In a June 2009 interview, Massey chastised the public and politicians for getting “emotional” about accidents, calling some of the safety regulations “nonsensical.” Later, at a September political rally, he said the idea that “they” (meaning Washington, D.C. regulators) care more about miners’ safety than “we” do is “as silly as global warming.”
Ever a provocative, politically incorrect bomb-thrower who scoffs at the idea of corporate sustainability, just a month later, Blankenship penned an op-ed in The Hill, a D.C. publication that covers Congress, entitled, “No harm in cap-and-trade? You lie!”
You’ve got to at least appreciate the fact that you know what you’re getting with Blankenship: a CSO who is not going to be seen at the next Business for Social Responsibility conference.
During the period immediately following the mining disaster, Blankenships’s leadership style could at best be seen as detached and reclusive. He did not lead press conferences (as far as I’ve been able to find), or participate in the press coverage of the frantic search to save the lives of the 29 trapped miners. He did give interviews with a select number of media outlets. But Blankenship’s isolation stands in contrast to the prominence of BP’s Tony Hayward.

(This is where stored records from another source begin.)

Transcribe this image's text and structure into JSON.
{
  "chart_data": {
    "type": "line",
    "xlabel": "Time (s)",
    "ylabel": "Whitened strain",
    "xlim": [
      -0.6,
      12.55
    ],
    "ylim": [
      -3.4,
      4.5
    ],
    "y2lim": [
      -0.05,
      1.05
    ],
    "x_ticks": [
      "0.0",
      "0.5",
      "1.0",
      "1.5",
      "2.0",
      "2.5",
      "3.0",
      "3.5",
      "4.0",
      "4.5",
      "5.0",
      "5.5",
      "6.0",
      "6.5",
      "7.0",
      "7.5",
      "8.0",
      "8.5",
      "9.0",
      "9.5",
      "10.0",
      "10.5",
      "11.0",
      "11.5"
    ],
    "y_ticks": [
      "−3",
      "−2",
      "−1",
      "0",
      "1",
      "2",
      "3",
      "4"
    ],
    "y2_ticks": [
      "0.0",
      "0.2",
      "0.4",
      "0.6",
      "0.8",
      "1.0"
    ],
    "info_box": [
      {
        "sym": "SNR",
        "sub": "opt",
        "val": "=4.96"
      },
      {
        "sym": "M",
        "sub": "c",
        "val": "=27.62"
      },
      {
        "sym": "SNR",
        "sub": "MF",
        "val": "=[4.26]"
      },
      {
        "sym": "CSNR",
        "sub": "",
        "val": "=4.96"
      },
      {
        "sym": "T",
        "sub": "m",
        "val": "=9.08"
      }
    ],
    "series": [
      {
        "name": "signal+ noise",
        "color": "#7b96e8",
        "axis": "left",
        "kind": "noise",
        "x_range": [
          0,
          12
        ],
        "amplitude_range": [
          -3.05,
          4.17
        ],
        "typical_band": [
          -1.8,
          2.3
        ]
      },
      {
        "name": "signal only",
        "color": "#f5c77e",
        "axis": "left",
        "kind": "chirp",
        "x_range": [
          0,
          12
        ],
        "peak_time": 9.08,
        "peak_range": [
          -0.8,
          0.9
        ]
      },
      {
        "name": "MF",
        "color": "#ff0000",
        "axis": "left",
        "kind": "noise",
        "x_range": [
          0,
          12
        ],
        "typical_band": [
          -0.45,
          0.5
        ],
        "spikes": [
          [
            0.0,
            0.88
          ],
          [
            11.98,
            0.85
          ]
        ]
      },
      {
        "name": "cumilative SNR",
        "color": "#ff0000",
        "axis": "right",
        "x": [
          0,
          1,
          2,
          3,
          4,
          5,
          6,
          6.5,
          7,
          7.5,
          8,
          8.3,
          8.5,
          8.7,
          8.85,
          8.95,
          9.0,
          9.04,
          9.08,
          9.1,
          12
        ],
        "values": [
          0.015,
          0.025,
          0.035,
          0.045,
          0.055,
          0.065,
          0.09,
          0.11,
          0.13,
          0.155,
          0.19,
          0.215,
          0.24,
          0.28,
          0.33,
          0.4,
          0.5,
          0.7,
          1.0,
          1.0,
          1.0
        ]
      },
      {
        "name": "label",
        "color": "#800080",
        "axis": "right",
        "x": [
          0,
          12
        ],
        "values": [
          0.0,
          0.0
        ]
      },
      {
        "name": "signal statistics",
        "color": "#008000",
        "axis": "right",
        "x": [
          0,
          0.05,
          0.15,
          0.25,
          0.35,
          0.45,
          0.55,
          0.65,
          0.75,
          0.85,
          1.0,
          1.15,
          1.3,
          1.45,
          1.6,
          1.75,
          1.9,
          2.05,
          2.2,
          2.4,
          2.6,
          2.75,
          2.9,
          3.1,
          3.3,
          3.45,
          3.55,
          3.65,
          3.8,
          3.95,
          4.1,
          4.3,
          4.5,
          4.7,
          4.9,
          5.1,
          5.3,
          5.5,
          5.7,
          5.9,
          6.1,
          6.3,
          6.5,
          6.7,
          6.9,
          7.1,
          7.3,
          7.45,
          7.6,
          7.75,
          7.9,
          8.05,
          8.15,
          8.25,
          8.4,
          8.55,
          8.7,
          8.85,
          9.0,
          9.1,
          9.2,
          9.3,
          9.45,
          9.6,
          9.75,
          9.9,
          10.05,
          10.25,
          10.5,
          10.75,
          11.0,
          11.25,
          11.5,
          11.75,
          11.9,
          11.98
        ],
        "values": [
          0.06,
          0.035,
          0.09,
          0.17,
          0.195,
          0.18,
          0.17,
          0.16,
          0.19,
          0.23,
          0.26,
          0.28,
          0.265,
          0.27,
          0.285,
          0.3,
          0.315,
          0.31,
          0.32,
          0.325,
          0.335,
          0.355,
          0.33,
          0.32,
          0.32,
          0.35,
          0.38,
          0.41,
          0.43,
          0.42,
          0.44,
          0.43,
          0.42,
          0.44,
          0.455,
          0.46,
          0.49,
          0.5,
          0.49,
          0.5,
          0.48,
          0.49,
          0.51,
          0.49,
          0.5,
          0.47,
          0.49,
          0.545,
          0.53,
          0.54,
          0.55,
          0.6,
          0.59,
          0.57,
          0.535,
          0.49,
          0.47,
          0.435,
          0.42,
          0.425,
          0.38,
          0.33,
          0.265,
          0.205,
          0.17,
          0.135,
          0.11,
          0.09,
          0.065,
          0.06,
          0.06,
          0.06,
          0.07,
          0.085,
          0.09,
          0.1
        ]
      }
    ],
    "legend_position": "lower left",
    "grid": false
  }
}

Blankenship represents the opposite of what an ideal CSO needs to be: visionary, supportive, and someone who understands that there is a direct connection between the health and safety of workers and the health and stability of company finances. Blankenship will be forced to understand that connection. In particular, in the area of legal fees, he will pay for his company’s tarnished reputation and lousy employee retention. He will also have to live with the guilt of presiding over a company that employed 29 souls no longer on this earth.
The Third Model: The True CSO
A few weeks ago, I was struck by the statements of Muhtar Kent, the Chairman and CEO of Coca-Cola, during a press conference with, of all stakeholders, Greenpeace. The best part: It was a friendly exchange between the two organizations. Coke announced it was phasing out the use of hydrofluorocarbons in all new vending machines by 2015, and Greenpeace (yes, Greenpeace!) was there to applaud Coca-Cola’s effort. Through this exchange and in on-line company videos, Kent declared himself the company’s Chief Sustainability Officer (CSO), thereby underscoring the importance he and his company place on sustainability.
A question for readers: who is a True CSO? Is it Coca-Cola’s Kent? Is it Jeff Immelt with Ecomagination? Or is it Jeffrey Hollender of household cleaning product company Seventh Generation, who has integrated sustainability into his business model from day one? Can a company like, say, GE, which has had its share of environmental problems, move from embodying a Hollow CSO model to a True CSO model, through effective leadership?